Le roman peut être inspiré par l‘autobiographie, ce qui est le cas de celui de Fawzia Zouari, « Par le fil je t’ai cousue » ; ou bien il prend la forme d’une fresque plus vaste, portant sur plusieurs individus et générations comme dans « Soleil amer » de Lilia Hassaïne. Il peut aussi, à partir d’un cas particulier, affirmer une tendance ethnographique, comme le fait « La Nuit de l’Amazone » de Bernard Zimmermann, ou une ambition historique comme on trouve dans le livre-enquête auquel a participé Tramor Quemeneur, « Mourir à Sakiet ». A suivre aussi le témoignage très personnel, littéraire et souvent poétique du Marocain AbdallahTaïa dans « Vivre à ta lumière ». Enfin nous attirons avec force l’attention sur un film, « De nos frères blessés » par Hélier Cisterne, d’après le livre de Joseph Andras (2016) dont nous avons déjà parlé : L’acteur Vincent Lacoste y joue excellemment le rôle de Fernand Yveton, accusé de terrorisme et guillotiné par l’Etat colonial au début de la Guerre d’Algérie.

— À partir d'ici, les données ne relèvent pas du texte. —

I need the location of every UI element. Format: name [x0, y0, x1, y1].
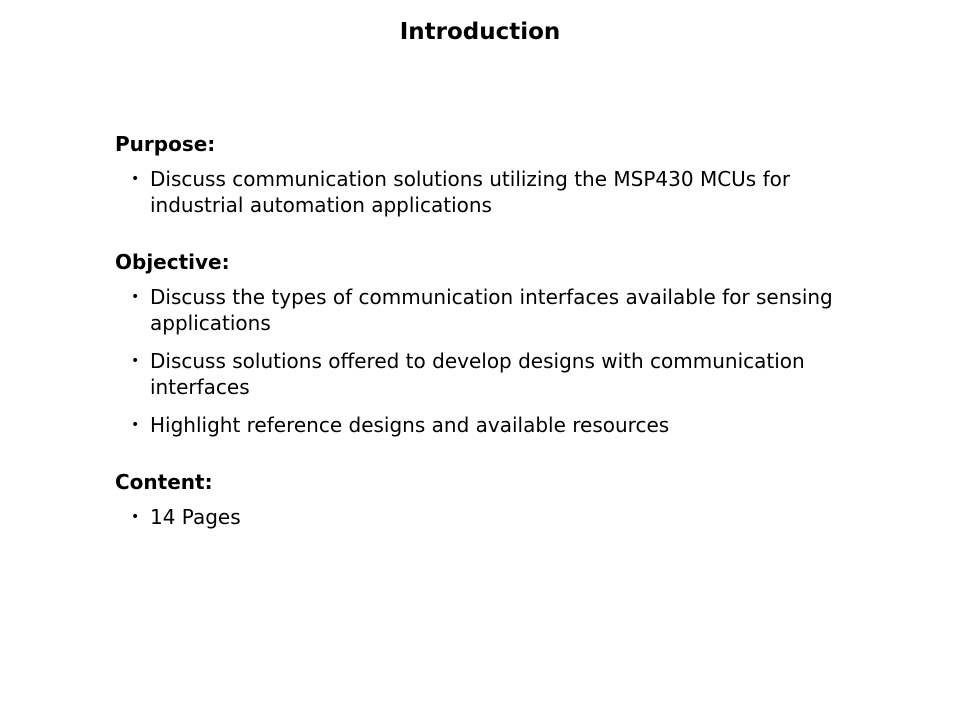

« PAR LE FIL JE T’AI COUSUE »
par Fawzia Zouari, éditions Plon, 2022

L’auteure, franco-tunisienne, est déjà connue pour quelques autres livres et pour ses activités en France, que ce soit à l’institut du Monde arabe ou au journal Jeune Afrique. Ce qu’elle nous donne à lire ici est un livre de souvenirs qui remontent à sa petite enfance et à sa première adolescence.
A côté de moments presque insoutenables par l’évocation de la violence que la mère exerce— à quoi il faut ajouter celle du harcèlement sexuel subi de la part des hommes, à commencer ceux de la famille— on trouve aussi dans ces souvenirs des moments d’une grande poésie et la volonté de les restituer par la qualité du style. Le ton du livre n’est pas celui de la revendication mais plutôt celui plus intime d’une recherche personnelle qui est sans doute destinée à se poursuivre comme un cheminement et non à s’épuiser dans le cri d’une dénonciation univoque.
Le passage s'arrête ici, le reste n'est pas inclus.